Die dritte Ebene bringt die Sache auf den Punkt: die größte Angst von allen – die Sie wirklich am Weiterkommen hindert. Sind Sie so weit?
ANGST DER DRITTEN EBENE
Ich werde nicht damit fertig!
»Das soll es schon sein? Das ist die größte Angst?« fragen Sie vielleicht. Ich weiß, daß Sie enttäuscht sind und etwas viel Dramatischeres erwarten als das. Doch Tatsache ist:
Jeder Furcht, die Sie verspüren, liegt die Angst zugrunde,
daß Sie mit dem, was das Leben bringt,
nicht fertig werden können.
Das wollen wir prüfen. Die Ängste der ersten Ebene lassen sich folgendermaßen übersetzen:
Ich werde mit Krankheit nicht fertig.
Ich werde nicht damit fertig, wenn ich einen Fehler mache.
Ich werde nicht damit fertig, wenn ich meinen Arbeitsplatz verliere.

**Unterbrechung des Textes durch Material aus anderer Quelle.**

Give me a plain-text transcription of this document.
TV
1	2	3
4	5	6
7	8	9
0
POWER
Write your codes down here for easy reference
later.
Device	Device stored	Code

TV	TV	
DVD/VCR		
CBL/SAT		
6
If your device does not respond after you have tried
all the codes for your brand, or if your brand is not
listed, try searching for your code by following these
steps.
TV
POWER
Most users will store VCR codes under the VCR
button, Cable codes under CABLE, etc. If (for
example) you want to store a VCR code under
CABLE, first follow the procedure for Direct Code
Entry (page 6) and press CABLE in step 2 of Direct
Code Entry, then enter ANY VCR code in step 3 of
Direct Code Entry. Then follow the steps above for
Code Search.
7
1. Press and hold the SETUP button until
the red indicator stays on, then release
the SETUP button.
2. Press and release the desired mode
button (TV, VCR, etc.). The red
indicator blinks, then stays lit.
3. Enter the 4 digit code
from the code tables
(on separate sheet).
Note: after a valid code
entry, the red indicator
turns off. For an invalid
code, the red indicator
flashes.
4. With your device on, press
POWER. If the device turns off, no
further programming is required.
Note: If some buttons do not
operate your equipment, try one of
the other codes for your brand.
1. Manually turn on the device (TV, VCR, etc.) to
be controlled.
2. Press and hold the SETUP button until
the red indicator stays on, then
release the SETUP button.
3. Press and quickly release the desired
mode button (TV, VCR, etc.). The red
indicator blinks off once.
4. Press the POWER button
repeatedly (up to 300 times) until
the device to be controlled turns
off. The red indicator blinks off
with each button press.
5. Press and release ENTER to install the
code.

Ich werde nicht mit dem Altern fertig.
Ich werde nicht damit fertig, allein zu sein.
Ich werde nicht damit fertig, wenn ich mich lächerlich mache.
Ich werde nicht damit fertig, wenn ich die Stelle nicht bekomme.
Ich werde nicht damit fertig, wenn ich sie / ihn verliere.
Ich werde nicht damit fertig, wenn ich mein Geld verliere ...
…und so weiter.
Die Ängste der zweiten Ebene lassen sich so übersetzen:
Ich werde nicht damit fertig, wenn ich erfolgreich bin und Verantwortung übernehmen muß.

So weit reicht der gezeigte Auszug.